As the unspoken king of the PC business-Microsoft enters a new fiscal year, the company has announced job cuts across geographies, to trim down on operation costs, probably a courtesy of the coronavirus and changing landscape of the industry. However, the tech giant did not share any details regarding the roles being eliminated or the geographies being impacted.
Even though the company has not disclosed any official numbers, Business Insider reports that Microsoft might just have laid under 1,000 employees this week.
Last month, Microsoft decided to close down all its physical stores due to the fact that the sales from these outlets simply paled in comparison to their online counterparts. Moreover, the coronavirus pandemic exacerbated the already bad condition of the offline retail side, pushing Microsoft to take this decision. Thus, the company agreed to a pre-tax asset impairment charge of $450 million and shut its physical stores. It is quite possible that the job cuts are from its retail stores, even though the company said that it would find other positions for its staff.

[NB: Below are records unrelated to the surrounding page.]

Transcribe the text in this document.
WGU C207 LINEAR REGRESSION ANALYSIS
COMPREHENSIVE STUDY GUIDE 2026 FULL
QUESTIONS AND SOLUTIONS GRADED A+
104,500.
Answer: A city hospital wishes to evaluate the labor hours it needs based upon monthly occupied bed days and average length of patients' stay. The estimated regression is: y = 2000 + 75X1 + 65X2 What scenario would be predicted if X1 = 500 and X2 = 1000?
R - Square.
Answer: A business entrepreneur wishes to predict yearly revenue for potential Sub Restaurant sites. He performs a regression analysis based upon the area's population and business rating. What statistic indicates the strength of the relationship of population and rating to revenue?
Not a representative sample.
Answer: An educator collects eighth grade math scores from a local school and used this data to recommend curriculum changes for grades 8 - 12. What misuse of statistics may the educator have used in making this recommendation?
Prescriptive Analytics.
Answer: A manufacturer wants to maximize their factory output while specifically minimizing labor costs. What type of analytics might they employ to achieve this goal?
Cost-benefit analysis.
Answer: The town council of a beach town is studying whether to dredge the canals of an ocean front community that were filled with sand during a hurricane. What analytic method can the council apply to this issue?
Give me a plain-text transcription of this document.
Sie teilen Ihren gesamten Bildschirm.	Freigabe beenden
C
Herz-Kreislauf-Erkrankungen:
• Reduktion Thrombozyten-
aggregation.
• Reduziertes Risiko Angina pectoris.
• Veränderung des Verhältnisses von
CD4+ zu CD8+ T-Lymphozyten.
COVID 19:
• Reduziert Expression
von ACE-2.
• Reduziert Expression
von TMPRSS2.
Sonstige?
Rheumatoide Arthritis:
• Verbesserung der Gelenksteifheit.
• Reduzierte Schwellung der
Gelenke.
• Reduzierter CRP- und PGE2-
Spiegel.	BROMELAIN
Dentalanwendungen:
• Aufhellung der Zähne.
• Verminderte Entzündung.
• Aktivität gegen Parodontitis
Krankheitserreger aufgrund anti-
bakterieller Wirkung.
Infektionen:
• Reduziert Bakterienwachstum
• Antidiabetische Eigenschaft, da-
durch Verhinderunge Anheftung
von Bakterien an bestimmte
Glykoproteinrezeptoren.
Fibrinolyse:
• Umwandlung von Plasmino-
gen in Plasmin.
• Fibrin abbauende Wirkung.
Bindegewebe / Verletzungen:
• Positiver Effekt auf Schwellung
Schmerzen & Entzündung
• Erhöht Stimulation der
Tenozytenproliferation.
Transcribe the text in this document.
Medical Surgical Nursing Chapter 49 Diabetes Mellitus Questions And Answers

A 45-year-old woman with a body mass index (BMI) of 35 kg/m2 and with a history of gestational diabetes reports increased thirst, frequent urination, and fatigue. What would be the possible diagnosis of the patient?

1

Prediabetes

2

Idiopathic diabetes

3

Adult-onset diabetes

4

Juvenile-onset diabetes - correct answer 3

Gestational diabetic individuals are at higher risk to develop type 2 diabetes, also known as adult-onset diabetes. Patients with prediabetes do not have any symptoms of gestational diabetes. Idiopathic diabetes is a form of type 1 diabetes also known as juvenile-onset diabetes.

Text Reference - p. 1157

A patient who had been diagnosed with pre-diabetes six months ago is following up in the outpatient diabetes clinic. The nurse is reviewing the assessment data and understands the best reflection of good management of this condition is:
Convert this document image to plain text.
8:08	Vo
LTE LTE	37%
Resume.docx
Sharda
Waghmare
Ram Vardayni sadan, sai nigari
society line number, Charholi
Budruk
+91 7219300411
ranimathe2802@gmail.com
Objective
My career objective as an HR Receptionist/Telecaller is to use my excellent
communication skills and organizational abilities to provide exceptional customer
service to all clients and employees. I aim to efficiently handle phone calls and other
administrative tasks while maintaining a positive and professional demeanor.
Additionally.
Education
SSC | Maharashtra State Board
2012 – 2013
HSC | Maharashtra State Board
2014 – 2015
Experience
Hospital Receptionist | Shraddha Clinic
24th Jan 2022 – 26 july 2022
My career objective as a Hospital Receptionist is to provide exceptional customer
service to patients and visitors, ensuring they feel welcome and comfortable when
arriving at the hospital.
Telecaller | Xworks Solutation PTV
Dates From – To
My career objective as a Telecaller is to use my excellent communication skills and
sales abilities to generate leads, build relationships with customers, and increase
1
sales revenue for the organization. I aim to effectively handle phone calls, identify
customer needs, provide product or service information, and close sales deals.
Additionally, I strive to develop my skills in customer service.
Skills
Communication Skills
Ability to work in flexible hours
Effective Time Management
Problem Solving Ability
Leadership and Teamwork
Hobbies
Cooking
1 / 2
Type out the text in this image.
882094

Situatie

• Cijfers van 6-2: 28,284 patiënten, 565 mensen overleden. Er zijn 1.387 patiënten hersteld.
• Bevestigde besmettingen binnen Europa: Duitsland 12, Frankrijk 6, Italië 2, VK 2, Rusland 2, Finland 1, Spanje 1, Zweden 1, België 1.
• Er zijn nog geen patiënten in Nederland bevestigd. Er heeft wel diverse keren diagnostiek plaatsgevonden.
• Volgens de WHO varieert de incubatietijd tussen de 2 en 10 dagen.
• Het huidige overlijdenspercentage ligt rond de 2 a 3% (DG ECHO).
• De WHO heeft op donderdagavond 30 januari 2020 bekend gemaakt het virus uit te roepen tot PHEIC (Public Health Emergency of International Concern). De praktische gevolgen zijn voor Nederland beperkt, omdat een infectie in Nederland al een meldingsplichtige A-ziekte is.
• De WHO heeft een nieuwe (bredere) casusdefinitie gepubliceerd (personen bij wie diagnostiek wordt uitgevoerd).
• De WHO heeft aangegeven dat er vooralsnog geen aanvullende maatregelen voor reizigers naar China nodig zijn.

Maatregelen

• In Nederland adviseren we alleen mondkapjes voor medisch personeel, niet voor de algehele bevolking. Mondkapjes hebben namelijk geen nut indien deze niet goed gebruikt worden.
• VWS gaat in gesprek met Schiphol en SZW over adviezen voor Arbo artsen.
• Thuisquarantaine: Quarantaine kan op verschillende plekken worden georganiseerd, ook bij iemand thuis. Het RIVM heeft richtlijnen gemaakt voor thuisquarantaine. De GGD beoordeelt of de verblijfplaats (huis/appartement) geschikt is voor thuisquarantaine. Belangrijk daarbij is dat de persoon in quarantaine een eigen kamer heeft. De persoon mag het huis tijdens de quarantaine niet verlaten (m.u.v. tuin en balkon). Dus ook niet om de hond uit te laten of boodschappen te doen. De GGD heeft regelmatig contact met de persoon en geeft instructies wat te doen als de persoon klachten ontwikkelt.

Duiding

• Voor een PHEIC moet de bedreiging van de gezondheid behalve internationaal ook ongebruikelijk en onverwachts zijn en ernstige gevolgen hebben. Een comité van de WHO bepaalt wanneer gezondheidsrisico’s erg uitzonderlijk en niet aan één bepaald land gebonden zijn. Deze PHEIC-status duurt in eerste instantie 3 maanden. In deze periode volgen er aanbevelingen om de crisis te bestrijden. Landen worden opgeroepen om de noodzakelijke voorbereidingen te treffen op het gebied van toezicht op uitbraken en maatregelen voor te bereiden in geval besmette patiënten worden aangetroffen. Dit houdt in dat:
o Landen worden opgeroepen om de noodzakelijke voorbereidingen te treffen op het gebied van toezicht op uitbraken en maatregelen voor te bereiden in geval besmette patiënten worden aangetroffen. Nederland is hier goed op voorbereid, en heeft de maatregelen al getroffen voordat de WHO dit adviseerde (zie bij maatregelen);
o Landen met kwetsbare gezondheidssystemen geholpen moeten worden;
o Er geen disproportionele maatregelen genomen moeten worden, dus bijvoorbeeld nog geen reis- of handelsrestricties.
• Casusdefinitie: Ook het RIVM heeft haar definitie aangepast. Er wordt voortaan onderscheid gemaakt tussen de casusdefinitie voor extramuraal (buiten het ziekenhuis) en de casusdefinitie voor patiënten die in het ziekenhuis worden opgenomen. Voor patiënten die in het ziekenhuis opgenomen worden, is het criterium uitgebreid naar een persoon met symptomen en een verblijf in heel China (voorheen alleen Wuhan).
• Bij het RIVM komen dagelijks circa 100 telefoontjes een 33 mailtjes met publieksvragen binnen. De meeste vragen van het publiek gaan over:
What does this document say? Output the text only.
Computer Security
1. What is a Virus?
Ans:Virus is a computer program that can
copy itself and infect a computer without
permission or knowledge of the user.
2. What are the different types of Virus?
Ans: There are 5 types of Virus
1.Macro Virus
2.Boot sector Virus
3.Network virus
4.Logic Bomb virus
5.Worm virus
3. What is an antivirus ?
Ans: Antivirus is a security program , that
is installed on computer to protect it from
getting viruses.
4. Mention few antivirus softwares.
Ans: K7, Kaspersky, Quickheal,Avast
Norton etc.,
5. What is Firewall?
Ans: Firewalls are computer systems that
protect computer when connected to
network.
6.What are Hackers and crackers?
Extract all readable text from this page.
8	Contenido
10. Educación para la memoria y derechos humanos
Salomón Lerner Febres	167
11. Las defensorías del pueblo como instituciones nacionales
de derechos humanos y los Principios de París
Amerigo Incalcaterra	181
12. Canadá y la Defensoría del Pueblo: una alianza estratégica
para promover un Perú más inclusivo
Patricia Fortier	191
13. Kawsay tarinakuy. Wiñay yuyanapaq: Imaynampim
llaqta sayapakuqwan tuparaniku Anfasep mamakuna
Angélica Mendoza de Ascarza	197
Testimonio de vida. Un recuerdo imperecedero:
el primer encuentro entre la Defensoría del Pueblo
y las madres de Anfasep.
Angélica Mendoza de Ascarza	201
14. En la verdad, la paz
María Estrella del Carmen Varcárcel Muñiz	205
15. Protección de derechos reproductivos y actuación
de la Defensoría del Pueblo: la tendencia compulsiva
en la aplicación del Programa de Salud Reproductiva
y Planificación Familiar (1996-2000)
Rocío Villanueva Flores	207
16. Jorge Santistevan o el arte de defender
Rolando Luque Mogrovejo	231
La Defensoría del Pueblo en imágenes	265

This isn’t the first time we are hearing from Microsoft implementing job cuts. Earlier it had cut roles at MSN, its online news portal, positions that were filled by AI powered algorithmic news feed systems were brought in to power up the performance. The same path was followed for its Azure cloud division as well.
Q3 results of Microsoft include a 15% increment of revenue in Productivity and Business Processes. There was also a 27% increment in Intelligent Cloud’s revenue and a 3% hike in more Personal Computing. The company’s revenue rose 15% to $35.02 billion in the same quarter.
With these turn of events, it is bizarre how Microsoft is pushing for more technologically progressive methods with lesser workforce to pump up profits.